Same as the old blood.

Namely, they clone Able Edwards to put him in charge.

That's what is actually the most spectacular thing about "Able Edwards"--sheer authenticity. During the embattled Eisner era--and can anyone even remember the new guy's name?--tell me anyone there wouldn't have given their eyeteeth to be able to clone Walt and put him back in charge! Tell me!

There's lots of impressive themes running through "Able Edwards"--we get a look at nature versus nurture in all its glory, the ethicality of arranging people's lives from behind the scenes, not to mention the really turned-on-its-head concept of escaping the virtual existence lived by our spacegoing humanity through, of all things, interacting with reality.

And, in an oh-so-snide thumbing of the nose to "Sky Captain and the World of Tomorrow", "Able Edwards" will make abundantly clear that, dammit, IT was the first one to be filmed entirely in front of a green screen. Which sort of loses its punch when you remember that "Sky Captain..." has been on video store shelves for years.

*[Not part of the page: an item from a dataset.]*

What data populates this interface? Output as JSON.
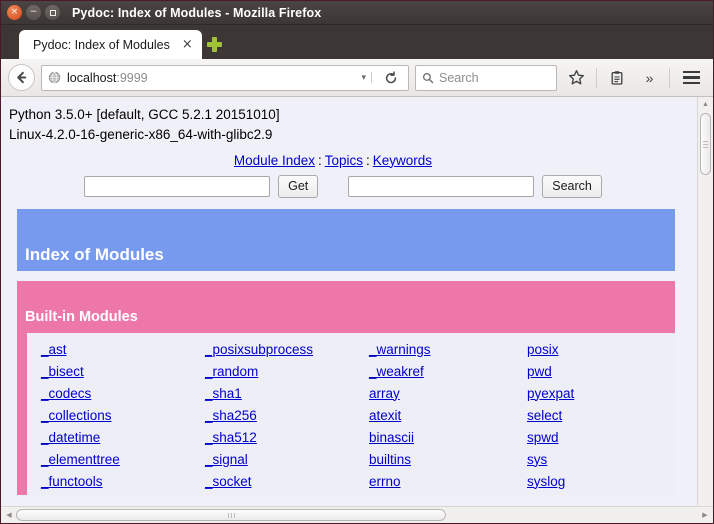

Which isn't to say it's all sunshine and daisies down here. "Able Edwards" has its moments where it just drags, and plenty of corporate-speak. Which is probably good given that it's a movie ABOUT a corporation, but still--it's not that entertaining. It can even be a downright snooze every so often, but it doesn't happen too often.

The ending even packs a couple nice surprises into things.

The special features include director and producer commentary, a behind the scenes featurette, production notes and green screen reveals, plus a trailer for "Able Edwards".

All in all, with a storyline that makes you sad words like "Poignant" are overused, and only a few draggy moments, "Able Edwards" is a fantastic look not at what might have been, but what might yet be.